Tekanan Meningkat pada Gianni Infantino Menjelang Pemilihan Presiden FIFA 2026
FajarBali.co.id Tekanan terhadap Gianni Infantino sebagai Presiden FIFA semakin meningkat setelah kontroversi selama Piala Dunia 2026, termasuk keputusan kontroversial terkait penyerang Timnas Amerika Serikat, Folarin Balogun.
Keputusan FIFA mengizinkan Balogun bermain melawan Belgia meski sebelumnya menerima kartu merah memicu tuduhan campur tangan, termasuk klaim intervensi dari Presiden Amerika Serikat, Donald Trump, menurut laporan dari Bola.
Legenda Timnas Inggris, Gary Lineker, menyebut posisi Infantino sebagai Presiden FIFA "tidak dapat dipertahankan" di tengah desakan agar ia mundur.
Menurut laporan dari TalkSport yang dikutip Give Me Sport, dukungan dari federasi anggota UEFA semakin kuat untuk mengusung kandidat baru dalam pemilihan Presiden FIFA berikutnya, karena ketidakpuasan atas keputusan penangguhan hukuman Balogun yang dianggap melewati batas oleh UEFA.

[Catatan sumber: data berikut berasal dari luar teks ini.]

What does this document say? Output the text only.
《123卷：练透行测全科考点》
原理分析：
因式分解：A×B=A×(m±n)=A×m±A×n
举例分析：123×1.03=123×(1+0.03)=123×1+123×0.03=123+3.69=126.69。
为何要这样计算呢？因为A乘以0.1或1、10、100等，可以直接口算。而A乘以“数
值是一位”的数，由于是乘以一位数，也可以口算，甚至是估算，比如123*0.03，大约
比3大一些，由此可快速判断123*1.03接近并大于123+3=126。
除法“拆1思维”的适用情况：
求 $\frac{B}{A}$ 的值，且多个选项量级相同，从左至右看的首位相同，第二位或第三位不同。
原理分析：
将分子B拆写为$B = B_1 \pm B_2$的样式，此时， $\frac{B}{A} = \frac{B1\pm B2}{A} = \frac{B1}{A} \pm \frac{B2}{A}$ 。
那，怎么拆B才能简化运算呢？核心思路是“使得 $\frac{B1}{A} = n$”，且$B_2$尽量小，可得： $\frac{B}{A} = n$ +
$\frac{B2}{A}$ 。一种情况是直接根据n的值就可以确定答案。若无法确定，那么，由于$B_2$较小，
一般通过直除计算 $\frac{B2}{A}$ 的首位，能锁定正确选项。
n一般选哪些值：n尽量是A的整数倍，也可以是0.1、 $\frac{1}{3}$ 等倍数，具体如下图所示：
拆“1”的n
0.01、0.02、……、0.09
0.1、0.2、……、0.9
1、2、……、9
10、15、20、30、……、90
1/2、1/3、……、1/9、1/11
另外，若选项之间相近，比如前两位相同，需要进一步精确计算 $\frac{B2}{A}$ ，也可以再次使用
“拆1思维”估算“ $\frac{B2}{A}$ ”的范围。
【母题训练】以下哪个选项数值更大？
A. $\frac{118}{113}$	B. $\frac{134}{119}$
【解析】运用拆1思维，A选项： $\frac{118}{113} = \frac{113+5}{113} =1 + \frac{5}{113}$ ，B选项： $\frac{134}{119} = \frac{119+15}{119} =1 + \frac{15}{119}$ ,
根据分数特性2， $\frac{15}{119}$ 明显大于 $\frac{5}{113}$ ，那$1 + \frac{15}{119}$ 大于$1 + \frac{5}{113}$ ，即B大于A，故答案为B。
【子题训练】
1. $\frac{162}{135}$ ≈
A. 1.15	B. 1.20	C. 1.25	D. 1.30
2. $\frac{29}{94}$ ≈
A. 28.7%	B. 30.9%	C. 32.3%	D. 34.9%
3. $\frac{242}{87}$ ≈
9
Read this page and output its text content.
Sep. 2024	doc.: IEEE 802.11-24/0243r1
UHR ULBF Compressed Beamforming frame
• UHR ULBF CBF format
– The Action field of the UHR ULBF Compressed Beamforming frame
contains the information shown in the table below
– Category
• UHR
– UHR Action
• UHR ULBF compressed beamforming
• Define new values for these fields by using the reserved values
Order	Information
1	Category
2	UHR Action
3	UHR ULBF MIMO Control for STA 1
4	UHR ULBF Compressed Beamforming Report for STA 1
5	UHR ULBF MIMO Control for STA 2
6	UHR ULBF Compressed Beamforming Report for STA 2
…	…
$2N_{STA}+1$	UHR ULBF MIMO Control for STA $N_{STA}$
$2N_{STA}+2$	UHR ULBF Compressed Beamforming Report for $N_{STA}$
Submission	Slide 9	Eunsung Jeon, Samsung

Seorang sumber senior dunia sepak bola menyatakan, "Kekuatan Infantino telah memudar. Kini dia sangat terisolasi dan akan menjadi presiden yang kehilangan pengaruh."
Meskipun Infantino dapat membantah keterlibatan langsung, sorotan tetap mengarah kepadanya setelah Ketua Komite Disiplin FIFA, Mohammad Al Kamali, mengambil keputusan menangguhkan hukuman Balogun.
Sejumlah federasi UEFA mulai mempertimbangkan nama lain untuk calon Presiden FIFA. Dariusz Mioduski, pemilik Legia Warsawa asal Polandia, menjadi salah satu kandidat yang dipertimbangkan oleh beberapa federasi seperti Bosnia dan Herzegovina, Norwegia, Swedia, Jerman, dan Spanyol.
Presiden UEFA, Aleksander Ceferin, dinilai mampu maju, namun lebih memilih tetap memimpin UEFA dan tidak ingin berhadapan langsung dengan Infantino, meskipun ada perbedaan pandangan.
Selain itu, beberapa federasi termasuk Belgia dan Polandia siap mendukung Presiden Paris Saint-Germain, Nasser Al Khelaifi, jika ia bersedia maju, meskipun ia belum menunjukkan ambisi untuk mencalonkan diri.
Di luar UEFA, Presiden CONCACAF, Victor Montagliani, dan Presiden Konfederasi Sepak Bola Afrika (CAF), Patrice Motsepe, juga disebut sebagai calon potensial penerus Infantino di masa depan.